In this lecture I am struck by the clarity given to three levels of consciousness: 1) dual, 2) “non-dual,” and 3) unitive levels of consciousness. I know, and you’re right: the Guide does not use the word “non-dual,” – this lecture was, after all, given nearly 40 years ago in 1978, well before “non-dual” became so popular as a spiritual teaching – but from my perspective, while not using the term “non-dual,” the Guide seems to describe such a “non-dual” state of consciousness in a way similar to that of many current spiritual teachers. See what you think as you read the lecture for yourself…
Secondly I’m struck by how the Guide speaks of the world of duality as the world of “straining and struggle” – the struggle with pain and suffering and the two modes of straining: straining away from pain and suffering and the straining toward pleasure and fulfillment. We know this territory well – after all, it’s the world we were born into and where we live most of our time on planet earth – and for a reason! The Pathwork over and over again states that our purpose for being on this earth plane and our task in the “Plan of Salvation” (to use a favorite Pathwork term) is twofold: personal growth in the spiritual/psychological work of self-confrontation, self-acceptance, and purification and secondly serving God and others by bringing love and light into the world of darkness. The result as more and more people grow in consciousness, this lecture says, is our, and this earth-sphere’s, transformation to higher and higher levels of consciousness.
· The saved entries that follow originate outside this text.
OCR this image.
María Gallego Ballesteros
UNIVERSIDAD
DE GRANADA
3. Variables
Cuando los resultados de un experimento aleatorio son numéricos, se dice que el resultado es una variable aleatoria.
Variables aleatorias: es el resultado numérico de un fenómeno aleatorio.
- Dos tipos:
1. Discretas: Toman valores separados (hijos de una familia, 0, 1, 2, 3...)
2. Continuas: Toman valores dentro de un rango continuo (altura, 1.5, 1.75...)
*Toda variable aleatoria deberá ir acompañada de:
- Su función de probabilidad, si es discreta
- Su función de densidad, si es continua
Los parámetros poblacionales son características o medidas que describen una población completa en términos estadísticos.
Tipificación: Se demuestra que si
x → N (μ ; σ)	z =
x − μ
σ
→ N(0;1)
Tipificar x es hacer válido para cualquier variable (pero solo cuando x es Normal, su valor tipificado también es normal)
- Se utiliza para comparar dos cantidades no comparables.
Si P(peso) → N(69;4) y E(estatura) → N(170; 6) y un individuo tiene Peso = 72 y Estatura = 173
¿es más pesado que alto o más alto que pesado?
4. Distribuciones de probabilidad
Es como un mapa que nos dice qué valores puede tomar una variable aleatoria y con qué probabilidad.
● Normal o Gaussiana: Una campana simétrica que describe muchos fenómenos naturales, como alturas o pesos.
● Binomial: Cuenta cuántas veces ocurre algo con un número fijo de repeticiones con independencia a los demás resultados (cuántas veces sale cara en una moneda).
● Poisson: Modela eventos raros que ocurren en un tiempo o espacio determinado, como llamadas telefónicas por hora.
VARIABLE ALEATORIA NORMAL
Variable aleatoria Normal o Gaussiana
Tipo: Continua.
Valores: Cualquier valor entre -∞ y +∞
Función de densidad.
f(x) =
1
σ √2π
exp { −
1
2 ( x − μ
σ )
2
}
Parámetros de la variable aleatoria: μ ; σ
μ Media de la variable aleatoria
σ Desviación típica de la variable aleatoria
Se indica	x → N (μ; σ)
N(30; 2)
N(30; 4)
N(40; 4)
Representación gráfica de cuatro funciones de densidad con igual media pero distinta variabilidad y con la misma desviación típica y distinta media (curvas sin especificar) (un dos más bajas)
Yes, our lives have great purpose and meaning – transformation all around — growing in levels of consciousness!
Thirdly, the Guide speaks of the world of detachment – pointing to the Eastern religions and Western mystics who often emphasize the need for detachment. In many of these other paths it appears that detachment is to be from the pain, yes, but also the detachment is to be from the pleasure. This detachment from pain AND pleasure takes us to, what I understand to be, a type of non-dual level of consciousness. Non-dual consciousness, as I understand it, is detachment from the either/or existence of the dualistic plane of existence.
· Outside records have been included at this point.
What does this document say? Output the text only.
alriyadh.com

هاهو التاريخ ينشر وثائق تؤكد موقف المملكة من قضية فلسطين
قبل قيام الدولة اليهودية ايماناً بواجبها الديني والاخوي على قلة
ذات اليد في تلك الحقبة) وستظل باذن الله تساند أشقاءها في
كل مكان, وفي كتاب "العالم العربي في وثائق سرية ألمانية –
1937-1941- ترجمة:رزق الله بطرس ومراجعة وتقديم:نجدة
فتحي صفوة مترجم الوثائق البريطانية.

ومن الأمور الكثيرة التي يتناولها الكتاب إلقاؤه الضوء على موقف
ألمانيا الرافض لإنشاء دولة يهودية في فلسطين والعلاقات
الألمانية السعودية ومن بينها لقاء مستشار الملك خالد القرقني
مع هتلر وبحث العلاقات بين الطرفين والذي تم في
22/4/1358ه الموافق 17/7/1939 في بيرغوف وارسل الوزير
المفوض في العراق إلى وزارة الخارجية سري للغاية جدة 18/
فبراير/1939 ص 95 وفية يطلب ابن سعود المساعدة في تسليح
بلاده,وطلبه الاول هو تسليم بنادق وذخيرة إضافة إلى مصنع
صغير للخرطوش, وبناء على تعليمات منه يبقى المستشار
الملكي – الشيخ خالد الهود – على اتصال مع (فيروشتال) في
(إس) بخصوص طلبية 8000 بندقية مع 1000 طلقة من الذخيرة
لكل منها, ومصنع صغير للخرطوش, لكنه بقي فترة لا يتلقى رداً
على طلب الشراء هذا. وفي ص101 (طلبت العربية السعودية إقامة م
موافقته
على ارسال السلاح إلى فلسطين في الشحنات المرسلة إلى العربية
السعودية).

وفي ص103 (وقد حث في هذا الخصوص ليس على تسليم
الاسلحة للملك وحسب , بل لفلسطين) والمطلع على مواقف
But then the guide asks, “If God wants our ultimate pleasure and joy, why should we detach from pleasure?” Good question.
The Guide then introduces the Unitive state of consciousness where we can experience true pleasure even while on this dualistic earth plane, the earth plain that is created by the dualistic mass image. At this Unitive state of consciousness we experience pleasure but do no straining to reach it and no fearing pleasure’s absence when it is missing. At this level the Guide speaks of faith in the benign (benign meaning “seeking the good”) nature of the universe and knowing God in all – and this, the Guide says, is the Unitive state of consciousness – a level of consciousness where all of life has meaning. And one then “gets” the meaning of the Lecture’s title: Continue Your Struggle (i.e., continue doing your work) And Cease All Struggle (as we are graced, as by a magical byproduct, with transformation).
What I am most amazed about is that this lecture was given in 1978 – nearly 40 years ago – and 20 years before, say, Tolle’s Power Of Now, which was published in 1999 and other writings that followed. People speak of the Pathwork as being out of date and antiquated in its language. However, while sometimes quite complex in sentence structure and sometimes “quaint” in terms that are used, I find that when the lectures are laid out word by word and taken into the heart in love, the words are quite beautiful, expanding, and inspiring.
So I invite you to take an hour out and look at this Lecture 253 in the Devotional Format and allow yourself to be inspired anew concerning your purpose for living more fully into this day. While not the purpose of our work, the seemingly magical byproduct of such work brings, what the Guide calls, “Pleasure Supreme!”